The importance of manufacturing jobs in the U.S. economy
The U.S. economy is in the midst of a rebound, according to some economists, and this climb out of a recession may need to be supported by certain industries. One of these vital sectors is manufacturing, as the jobs that are created and the benefits that American companies are essential to further growth.
Business Insider reported that manufacturing remains as one of the highest-paying sectors, especially for people who do not hold college degrees. However, the future of the industry, and the potential for creating new jobs as a result of a shift in business strategy, is reliant on several outside factors.
According to the news source, trade plays an important role in U.S. manufacturing, and this is heavily influenced by the value of the dollar.
The greenback, as the American currency is colloquially known, both supports U.S. manufacturing and shifts growth to other countries. When the dollar is valued at a high rate, this leads to economic progress, but companies that export goods can sometimes be negatively affected.
According to Business Insider, if the dollar drops, at a rate of about 10 to 15 percent from its current levels, this could help to bring the trade back into balance. This decline could lead to the generation of 5 million new manufacturing jobs in the U.S., and could have an enormous impact on the labor market domestically.
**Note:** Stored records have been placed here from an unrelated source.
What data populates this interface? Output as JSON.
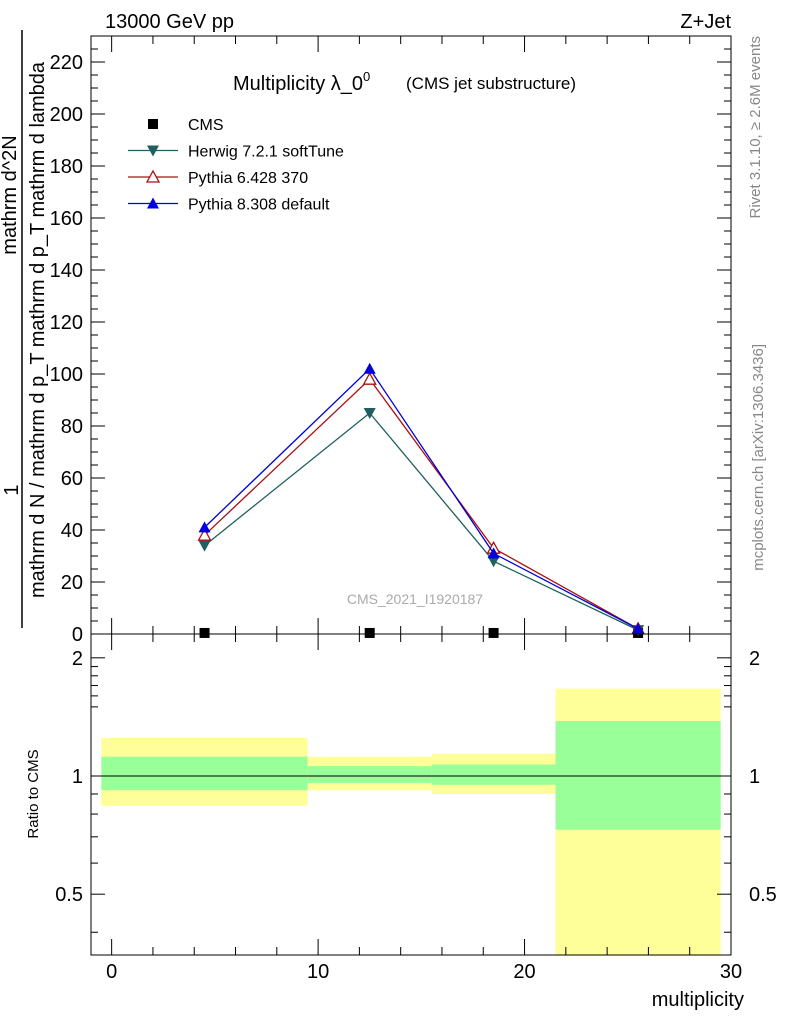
{
  "header": {
    "left": "13000 GeV pp",
    "right": "Z+Jet"
  },
  "side_labels": {
    "rivet": "Rivet 3.1.10, ≥ 2.6M events",
    "mcplots": "mcplots.cern.ch [arXiv:1306.3436]"
  },
  "colors": {
    "cms": "#000000",
    "herwig": "#1f5f5f",
    "pythia6": "#aa1111",
    "pythia8": "#0000dd",
    "band_outer": "#ffff99",
    "band_inner": "#99ff99"
  },
  "chart_data": [
    {
      "type": "line",
      "title_main": "Multiplicity λ_0",
      "title_sup": "0",
      "title_sub": "(CMS jet substructure)",
      "watermark": "CMS_2021_I1920187",
      "ylabel_num": "1",
      "ylabel_den_top": "mathrm d^2N",
      "ylabel_den_main": "mathrm d N / mathrm d p_T mathrm d p_T mathrm d lambda",
      "ylabel_full": "mathrm d N / mathrm d p_T mathrm d p_T mathrm d lambda mathrm d^2N",
      "xlim": [
        -1,
        30
      ],
      "ylim": [
        0,
        230
      ],
      "yticks": [
        0,
        20,
        40,
        60,
        80,
        100,
        120,
        140,
        160,
        180,
        200,
        220
      ],
      "ytick_labels": [
        "0",
        "20",
        "40",
        "60",
        "80",
        "100",
        "120",
        "140",
        "160",
        "180",
        "200",
        "220"
      ],
      "legend_position": "top-left",
      "series": [
        {
          "name": "CMS",
          "marker": "square",
          "x": [
            4.5,
            12.5,
            18.5,
            25.5
          ],
          "y": [
            0.4,
            0.4,
            0.4,
            0.4
          ]
        },
        {
          "name": "Herwig 7.2.1 softTune",
          "marker": "triangle-down",
          "x": [
            4.5,
            12.5,
            18.5,
            25.5
          ],
          "y": [
            34,
            85,
            28,
            1.5
          ]
        },
        {
          "name": "Pythia 6.428 370",
          "marker": "triangle-up-open",
          "x": [
            4.5,
            12.5,
            18.5,
            25.5
          ],
          "y": [
            38,
            98,
            33,
            2
          ]
        },
        {
          "name": "Pythia 8.308 default",
          "marker": "triangle-up",
          "x": [
            4.5,
            12.5,
            18.5,
            25.5
          ],
          "y": [
            41,
            102,
            31,
            2
          ]
        }
      ]
    },
    {
      "type": "area",
      "ylabel": "Ratio to CMS",
      "xlabel": "multiplicity",
      "xlim": [
        -1,
        30
      ],
      "ylim": [
        0.35,
        2.3
      ],
      "yscale": "log",
      "xticks": [
        0,
        10,
        20,
        30
      ],
      "xtick_labels": [
        "0",
        "10",
        "20",
        "30"
      ],
      "yticks": [
        0.5,
        1,
        2
      ],
      "ytick_labels": [
        "0.5",
        "1",
        "2"
      ],
      "bins": [
        {
          "xlow": -0.5,
          "xhigh": 9.5,
          "outer_low": 0.84,
          "outer_high": 1.25,
          "inner_low": 0.92,
          "inner_high": 1.12
        },
        {
          "xlow": 9.5,
          "xhigh": 15.5,
          "outer_low": 0.92,
          "outer_high": 1.12,
          "inner_low": 0.96,
          "inner_high": 1.06
        },
        {
          "xlow": 15.5,
          "xhigh": 21.5,
          "outer_low": 0.9,
          "outer_high": 1.14,
          "inner_low": 0.95,
          "inner_high": 1.07
        },
        {
          "xlow": 21.5,
          "xhigh": 29.5,
          "outer_low": 0.35,
          "outer_high": 1.67,
          "inner_low": 0.73,
          "inner_high": 1.38
        }
      ]
    }
  ]
}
However, the value of the dollar is not the only factor, as manufacturing failure and success abroad also impacts the American sector. While a drop in output in Europe can create a short-term boost for the industry in the U.S., a long term recession in the EU could negatively impact domestic manufacturers.
The Associated Press reported that a recent manufacturing report from the U.S. highlighted significant growth in the sector – while similar Chinese and EU indices showed contraction- but the gains that were made could be affected by potential actions by the Federal Reserve and its chairman Ben Bernanke.
According to the news outlet, investors appear to believe that the Fed could pump more money into the economy, which could drive down the dollar.
"You don't want to hold on to dollars while they're devaluing and everything else is increasing," Matthew Schilling, a commodities broker at RJO Futures, told the AP.